Use the gcc command with the -Wall, -ansi, and -pedantic options to preprocess, compile, assemble, and link your program.

#### Step 3: Execute

Execute your program multiple times on various input files that test all logical paths through your code.

We have provided several files in hats directory /u/cos217/Assignment1. You should copy those files to your project directory, and use them to help you test your decomment program.

• sampledecomment is an executable version of a correct assignment solution. Your program should write exactly (character for character) the same data to standard output and standard error as does sampledecomment. You should test your program using commands similar to these:
sampledecomment < somefile.c > output1 2> errors1
decomment < somefile.c > output2 2> errors2
diff output1 output2
diff errors1 errors1
rm output1 errors1 output2 errors2

The UNIX "diff" command finds differences between two given files. The executions of the diff command shown above should produce no output. If the command "diff output1 output2" produces output, then sampledecomment and your program have written different characters to standard output. Similarly, if the command "diff errors1 errors2" produces output, then sampledecomment and your program have written different characters to standard error.

• Several .txt files (that is, files whose names end with the ".txt") can serve as input files to your program.

#### Step 4: Create a readme File

Use xemacs to create a "readme" text file that contains:

• A description of whatever help (if any) you received from others while doing the assignment, and the names of any individuals with whom you collaborated, as prescribed by the course "Policies" web page.
• (Optionally) An indication of how much time you spent doing the assignment.
• (Optionally) Your assessment of the assignment: Did it help you to learn? What did it help you to learn? Do you have any suggestions for improvement? Etc.
• (Optionally) Any information that will help us to grade your work in the most favorable light. In particular you should describe all known bugs.

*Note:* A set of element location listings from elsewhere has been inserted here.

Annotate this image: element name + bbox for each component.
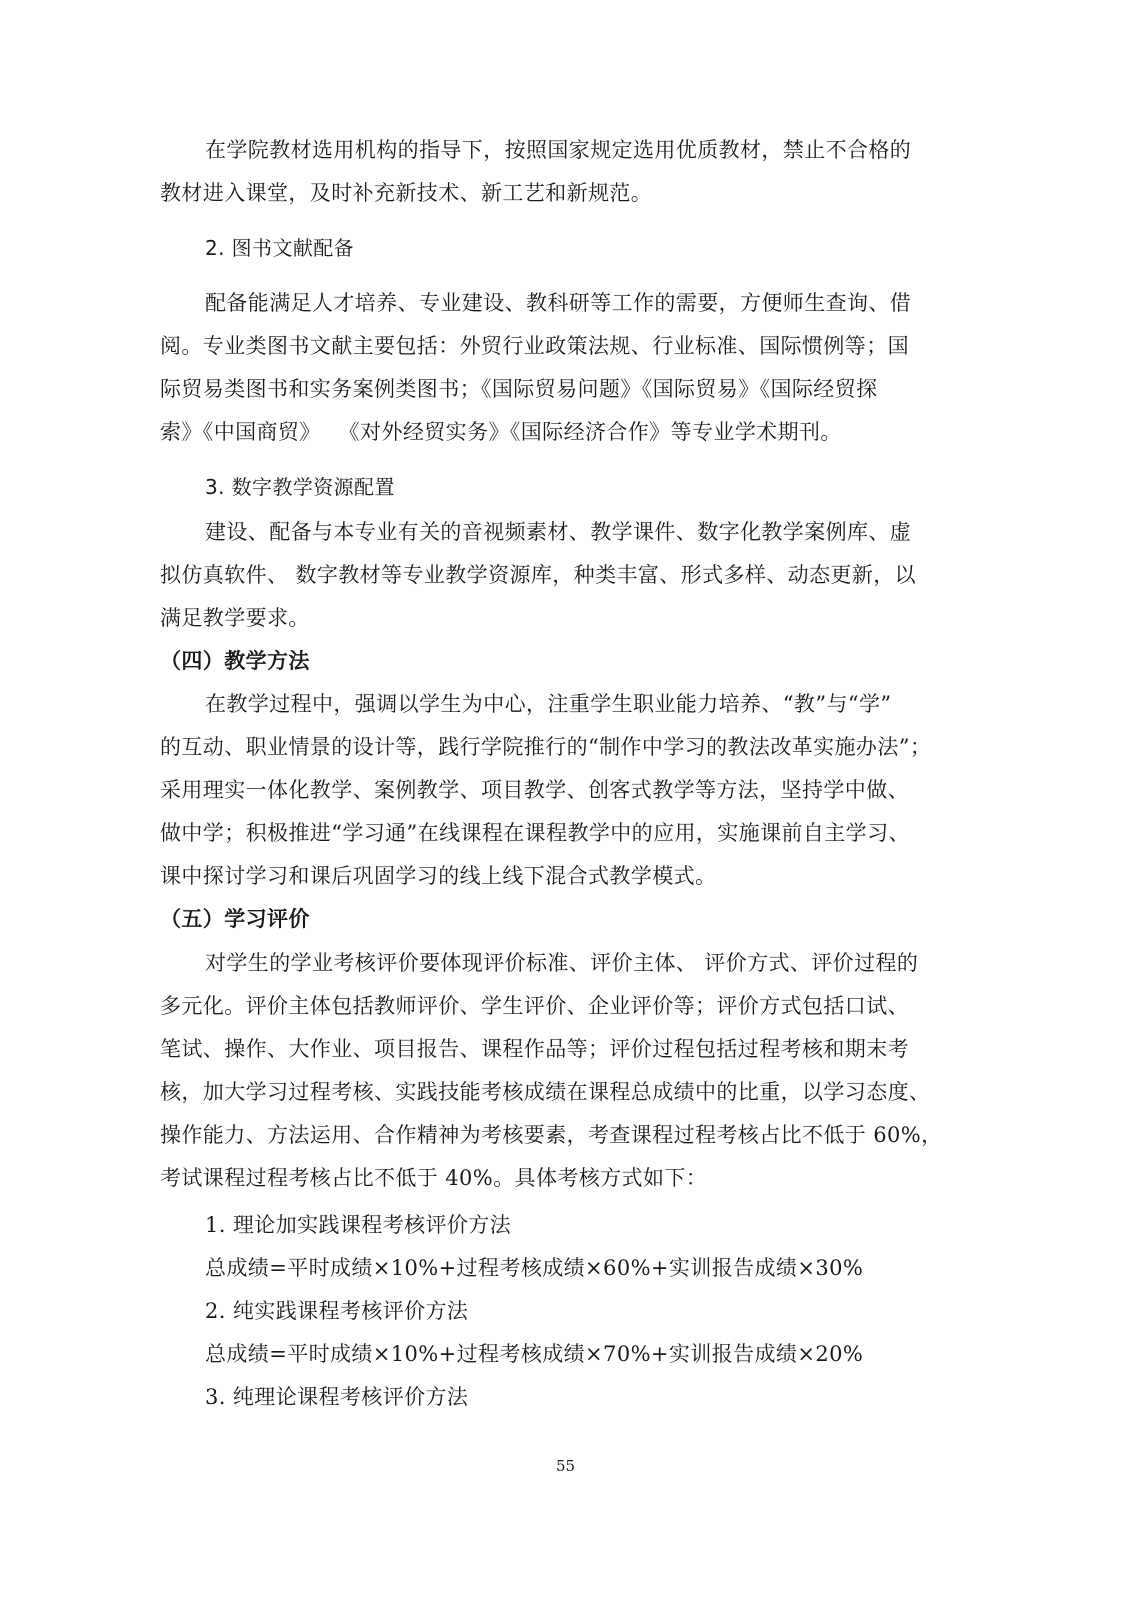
- digital-line-1: 建设、配备与本专业有关的音视频素材、教学课件、数字化教学案例库、虚: [205, 520, 912, 544]
- evaluation-line-5: 操作能力、方法运用、合作精神为考核要素，考查课程过程考核占比不低于 60%，: [160, 1123, 943, 1147]
- library-line-3: 际贸易类图书和实务案例类图书；《国际贸易问题》《国际贸易》《国际经贸探: [160, 377, 878, 401]
- method1-heading: 1. 理论加实践课程考核评价方法: [205, 1213, 512, 1237]
- method2-formula: 总成绩=平时成绩×10%+过程考核成绩×70%+实训报告成绩×20%: [205, 1342, 864, 1366]
- method3-heading: 3. 纯理论课程考核评价方法: [205, 1385, 469, 1409]
- methods-line-4: 做中学；积极推进“学习通”在线课程在课程教学中的应用，实施课前自主学习、: [160, 821, 910, 845]
- evaluation-line-6: 考试课程过程考核占比不低于 40%。具体考核方式如下：: [160, 1166, 708, 1190]
- methods-line-3: 采用理实一体化教学、案例教学、项目教学、创客式教学等方法，坚持学中做、: [160, 778, 909, 802]
- page-number: 55: [555, 1457, 576, 1475]
- evaluation-line-3: 笔试、操作、大作业、项目报告、课程作品等；评价过程包括过程考核和期末考: [160, 1037, 909, 1061]
- method1-formula: 总成绩=平时成绩×10%+过程考核成绩×60%+实训报告成绩×30%: [205, 1256, 864, 1280]
- evaluation-line-4: 核，加大学习过程考核、实践技能考核成绩在课程总成绩中的比重，以学习态度、: [160, 1080, 931, 1104]
- methods-line-5: 课中探讨学习和课后巩固学习的线上线下混合式教学模式。: [160, 864, 717, 888]
- evaluation-line-2: 多元化。评价主体包括教师评价、学生评价、企业评价等；评价方式包括口试、: [160, 994, 909, 1018]
- methods-heading: （四）教学方法: [160, 649, 310, 673]
- textbook-line-2: 教材进入课堂，及时补充新技术、新工艺和新规范。: [160, 181, 653, 205]
- library-heading: 2. 图书文献配备: [205, 236, 355, 260]
- library-line-1: 配备能满足人才培养、专业建设、教科研等工作的需要，方便师生查询、借: [205, 291, 912, 315]
- digital-heading: 3. 数字教学资源配置: [205, 475, 395, 499]
- evaluation-heading: （五）学习评价: [160, 907, 310, 931]
- evaluation-line-1: 对学生的学业考核评价要体现评价标准、评价主体、 评价方式、评价过程的: [205, 951, 919, 975]
- library-line-2: 阅。专业类图书文献主要包括：外贸行业政策法规、行业标准、国际惯例等；国: [160, 334, 909, 358]
- digital-line-3: 满足教学要求。: [160, 606, 310, 630]
- library-line-4: 索》《中国商贸》 《对外经贸实务》《国际经济合作》等专业学术期刊。: [160, 420, 842, 444]
- methods-line-1: 在教学过程中，强调以学生为中心，注重学生职业能力培养、“教”与“学”: [205, 692, 892, 716]
- methods-line-2: 的互动、职业情景的设计等，践行学院推行的“制作中学习的教法改革实施办法”；: [160, 735, 932, 759]
- digital-line-2: 拟仿真软件、 数字教材等专业教学资源库，种类丰富、形式多样、动态更新，以: [160, 563, 917, 587]
- method2-heading: 2. 纯实践课程考核评价方法: [205, 1299, 469, 1323]
- textbook-line-1: 在学院教材选用机构的指导下，按照国家规定选用优质教材，禁止不合格的: [205, 138, 912, 162]
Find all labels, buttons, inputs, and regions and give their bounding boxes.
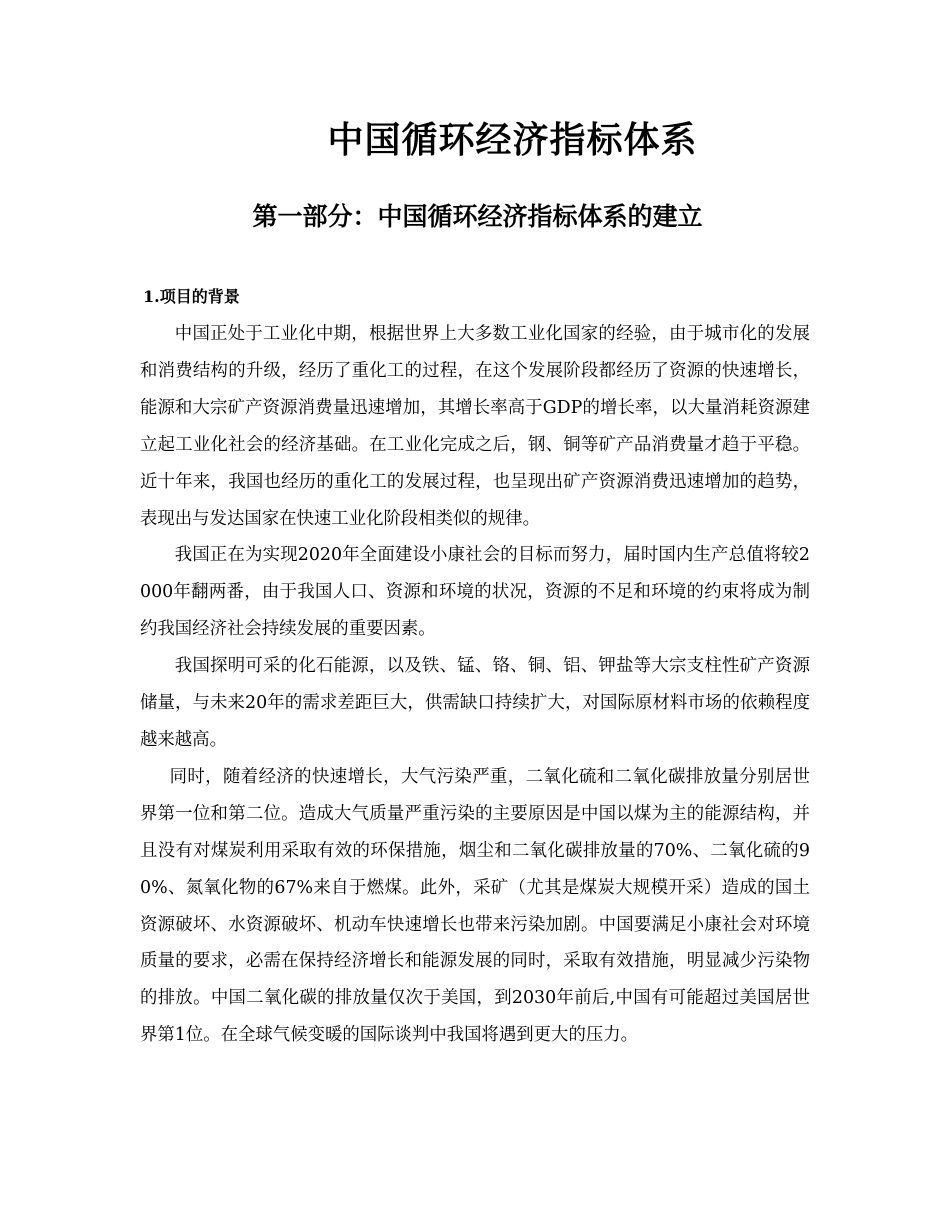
section-heading: 1.项目的背景 [143, 287, 240, 306]
paragraph: 我国探明可采的化石能源，以及铁、锰、铬、铜、铝、钾盐等大宗支柱性矿产资源储量，与未来20年的需求差距巨大，供需缺口持续扩大，对国际原材料市场的依赖程度越来越高。 [140, 656, 810, 750]
body-text [140, 316, 810, 1054]
paragraph: 中国正处于工业化中期，根据世界上大多数工业化国家的经验，由于城市化的发展和消费结构的升级，经历了重化工的过程，在这个发展阶段都经历了资源的快速增长，能源和大宗矿产资源消费量迅速增加，其增长率高于GDP的增长率，以大量消耗资源建立起工业化社会的经济基础。在工业化完成之后，钢、铜等矿产品消费量才趋于平稳。近十年来，我国也经历的重化工的发展过程，也呈现出矿产资源消费迅速增加的趋势，表现出与发达国家在快速工业化阶段相类似的规律。 [140, 324, 810, 529]
paragraph: 同时，随着经济的快速增长，大气污染严重，二氧化硫和二氧化碳排放量分别居世界第一位和第二位。造成大气质量严重污染的主要原因是中国以煤为主的能源结构，并且没有对煤炭利用采取有效的环保措施，烟尘和二氧化碳排放量的70%、二氧化硫的90%、氮氧化物的67%来自于燃煤。此外，采矿（尤其是煤炭大规模开采）造成的国土资源破坏、水资源破坏、机动车快速增长也带来污染加剧。中国要满足小康社会对环境质量的要求，必需在保持经济增长和能源发展的同时，采取有效措施，明显减少污染物的排放。中国二氧化碳的排放量仅次于美国，到2030年前后,中国有可能超过美国居世界第1位。在全球气候变暖的国际谈判中我国将遇到更大的压力。 [140, 766, 810, 1046]
document-title: 中国循环经济指标体系 [327, 119, 698, 161]
paragraph: 我国正在为实现2020年全面建设小康社会的目标而努力，届时国内生产总值将较2000年翻两番，由于我国人口、资源和环境的状况，资源的不足和环境的约束将成为制约我国经济社会持续发展的重要因素。 [140, 545, 810, 640]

Comments describing your code should not be in the readme file. Rather they should be integrated into the code itself.

#### Step 5: Submit

Submit your work electronically on hats via the command:

/u/cos217/bin/i686/submit 1 decomment.c readme

If the directory /u/cos217/bin/i686 is in your PATH environment variable, then you can abbreviate that command as:

submit 1 decomment.c readme

If you are using the bash shell and have copied files .bashrc and .bash_profile to your HOME directory, then directory /u/cos217/bin/i686 indeed is in your PATH environment variable. You can examine the value of your PATH environment variable by executing the command "printenv PATH".